Somalian boxer Ramla Ali, red, said the advice from the IOC had been “impractical” ©Getty Images
Qualification remains a pressing issue for dozens of sports on the Olympic programme, with numerous events being cancelled or postponed and, while there is time for federations to devise solutions to the problem, athletes are questioning their ability to live up to Bach’s promise of fairness.
“I don’t think qualifying can possibly be fair at this point,” Canadian race walker Evan Dunfee, a bronze medallist at the 2019 World Championships, tells insidethegames.
“But I don’t think the IOC cares about that. They want their key superstars there. And otherwise they don’t care who or how they qualify or if it’s fair.
“It just adds, in my mind at least, additional support to the notion that they don’t care about athletes, or at least not as their main priority.”
Dunfee, a vocal critic of the IOC’s decision to move race walks and marathons at this year’s Games from Tokyo to Sapporo, said athletes had a duty to follow Government advice owing to their prominent status.
“Athletes are nothing if not role models (at least in many Olympic sports, I for example know my value isn’t in entertainment!) and if we are out there trying to carry on life as normal and breaking these orders put in place by several Governments around the world then it doesn’t make us good role models, it basically makes us worthless, in my mind,” the Canadian added.
“We should be setting the examples, helping modelling good behaviours in these times.”
It is worth pointing out that there are some athletes – including French athletics star Renaud Lavillenie and recently-retired biathlete Martin Fourcade – who have expressed support for the IOC taking its time before deciding on a possible postponement or cancellation of Tokyo 2020 because of the COVID-19 outbreak.
While the frustration other athletes have expressed is understandable, postponing the Games – which was not discussed on conference calls the IOC held with various parties this week, according to those with knowledge of the situation – is far easier said than done.
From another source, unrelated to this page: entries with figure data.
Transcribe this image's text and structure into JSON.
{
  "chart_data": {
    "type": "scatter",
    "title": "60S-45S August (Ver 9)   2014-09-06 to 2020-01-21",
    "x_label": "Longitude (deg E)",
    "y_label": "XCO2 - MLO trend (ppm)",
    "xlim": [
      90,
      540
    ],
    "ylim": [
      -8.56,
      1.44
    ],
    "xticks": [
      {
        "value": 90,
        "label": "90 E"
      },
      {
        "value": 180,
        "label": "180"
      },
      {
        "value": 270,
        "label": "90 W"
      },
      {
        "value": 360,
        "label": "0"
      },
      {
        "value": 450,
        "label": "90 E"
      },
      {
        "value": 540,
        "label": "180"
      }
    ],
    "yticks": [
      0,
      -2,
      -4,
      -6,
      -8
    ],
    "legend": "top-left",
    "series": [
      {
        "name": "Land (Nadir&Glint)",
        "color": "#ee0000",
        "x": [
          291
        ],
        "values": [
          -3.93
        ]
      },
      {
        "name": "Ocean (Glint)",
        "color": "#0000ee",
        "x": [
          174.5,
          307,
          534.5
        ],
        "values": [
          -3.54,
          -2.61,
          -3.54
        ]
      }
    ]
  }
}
A delay of one year to 2021, which a fair few are starting to believe is the correct course of action, would have far-reaching consequences.
The Olympic Games are an event like no other in the world and moving them would create ripple effects which could last many a year.
Aside from the obvious impact on the IOC’s revenue, nearly 75 per cent of which derives from Olympic broadcasting rights, the sporting calendar would essentially have to be ripped up and redrawn, while thousands are relying on the event going ahead for their own personal income.
And what would happen to World Championships scheduled for 2021? If they have to be postponed themselves to create space for the Olympics, what would that mean for federations who rely on money generated from their own flagship events outside of the Games to survive?
What athletes who have spoken out want is clarity. They want to be assured that the IOC will do what many claim it often fails to do – protect their interests.
Unfortunately for those competitors, the IOC does not seem to have the answers.